An anonymous survey of 3,847 Connecticut high school students found that, overall, 5.4% of the total sample reported using e-cigarettes or vaporizers to vaporize cannabis, either in the form of hash oil, THC-infused wax, or dried leaves.

Among students who had ever used an e-cigarette, 18% said that they had used it for cannabis, while 18.4% of cannabis users reported using e-cigarettes for cannabis.

mauro grigollo/Thinkstock.com

More than one-quarter of students who reported using both cannabis and e-cigarettes said they had used e-cigarettes as a delivery mechanism for cannabis, according to a study published online Sept. 7 in Pediatrics.

Males and younger students were significantly more likely than females or older students to use e-cigarettes for cannabis, and the researchers found that the students’ socioeconomic status (SES) was not related to their tendency to use e-cigarettes to vaporize cannabis. The study did find significantly different rates of cannabis e-cigarette use between the five schools included in the study.

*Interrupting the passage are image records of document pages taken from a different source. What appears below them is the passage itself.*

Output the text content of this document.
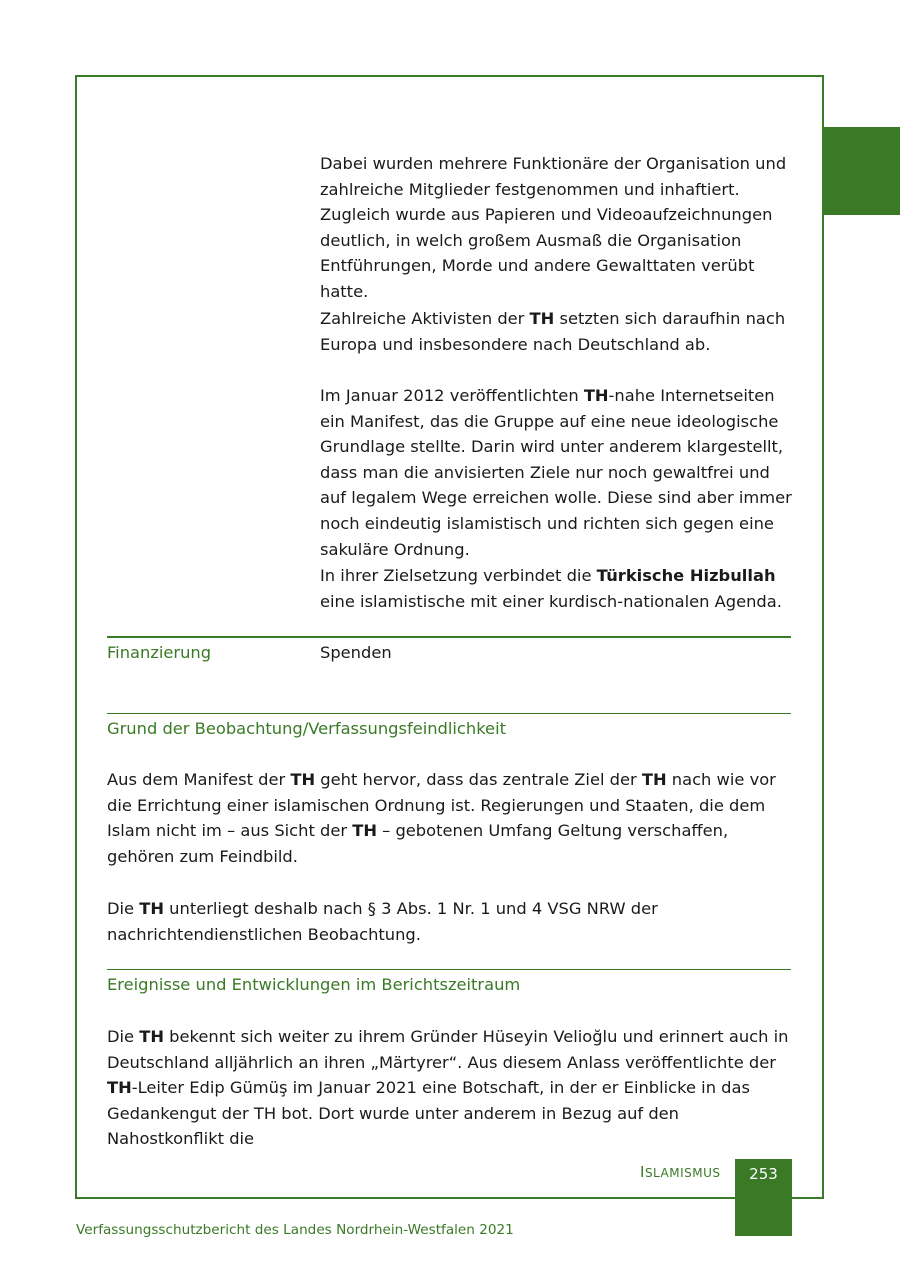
Dabei wurden mehrere Funktionäre der Organisation und zahlreiche Mitglieder festgenommen und inhaftiert. Zugleich wurde aus Papieren und Videoaufzeichnungen deutlich, in welch großem Ausmaß die Organisation Entführungen, Morde und andere Gewalttaten verübt hatte.

Zahlreiche Aktivisten der TH setzten sich daraufhin nach Europa und insbesondere nach Deutschland ab.

Im Januar 2012 veröffentlichten TH-nahe Internetseiten ein Manifest, das die Gruppe auf eine neue ideologische Grundlage stellte. Darin wird unter anderem klargestellt, dass man die anvisierten Ziele nur noch gewaltfrei und auf legalem Wege erreichen wolle. Diese sind aber immer noch eindeutig islamistisch und richten sich gegen eine sakuläre Ordnung.

In ihrer Zielsetzung verbindet die Türkische Hizbullah eine islamistische mit einer kurdisch-nationalen Agenda.

Finanzierung	Spenden
Grund der Beobachtung/Verfassungsfeindlichkeit
Aus dem Manifest der TH geht hervor, dass das zentrale Ziel der TH nach wie vor die Errichtung einer islamischen Ordnung ist. Regierungen und Staaten, die dem Islam nicht im – aus Sicht der TH – gebotenen Umfang Geltung verschaffen, gehören zum Feindbild.
Die TH unterliegt deshalb nach § 3 Abs. 1 Nr. 1 und 4 VSG NRW der nachrichtendienstlichen Beobachtung.
Ereignisse und Entwicklungen im Berichtszeitraum
Die TH bekennt sich weiter zu ihrem Gründer Hüseyin Velioğlu und erinnert auch in Deutschland alljährlich an ihren „Märtyrer“. Aus diesem Anlass veröffentlichte der TH-Leiter Edip Gümüş im Januar 2021 eine Botschaft, in der er Einblicke in das Gedankengut der TH bot. Dort wurde unter anderem in Bezug auf den Nahostkonflikt die
ISLAMISMUS	253
Verfassungsschutzbericht des Landes Nordrhein-Westfalen 2021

“These results indicate that factors such as the acceptability of cannabis use within a school (i.e., ‘cannabis culture’) or the extent to which a school has explicit policies prohibiting e-cigarette use may play a more important role in encouraging or deterring vaporizing cannabis than students’ SES,” wrote Meghan E. Morean, Ph.D., of Oberlin College, Ohio, and her coauthors.

Dried cannabis leaves were the most popular form of cannabis used in portable vaporizers, and hash oil was more commonly used with e-cigarettes than THC-infused wax (Pediatrics. 2015 Sept. 7. doi: 10.1542/peds.2015-1727).

While acknowledging that the results might be an underestimation of true figures because of the limitations of self-reporting, the authors said that further research is needed to determine whether e-cigarette use might serve as a gateway to cannabis use and the health impact of vaporized cannabis.

“At this time, the relative safety of using e-cigarettes for vaping cannabis versus smoking combustible cannabis is not well established,” Dr. Morean and her coauthors wrote. “However, a recent study indicated that adults who vaporize hash oil experience greater subjective tolerance and evidence of dependence compared with those smoking combustible cannabis.”

Cannabis consumed through e-cigarettes is particularly challenging for parents, teachers, and police to detect because the device does not produce the characteristic pungent aroma of smoked cannabis, the researchers reported.

“As e-cigarettes and related devices continue to gain popularity among youth, it will be important to monitor rates of using these products to vaporize cannabis.”

When asked about the findings, Dr. Robert L. DuPont said in an interview that American drug markets are changing rapidly, making more drugs available through highly potent routes of administration such as vaporization.

“This effective and convenient way of delivering THC has much appeal, especially to youth, being new, cool, and smoke-free as the rate of cannabis passes cigarettes for youth,” said Dr. DuPont, president of the Institute for Behavior and Health in Rockville, Md., and the first director of the National Institute on Drug Abuse.

The study was funded by the National Institutes of Health. No conflicts of interest were declared.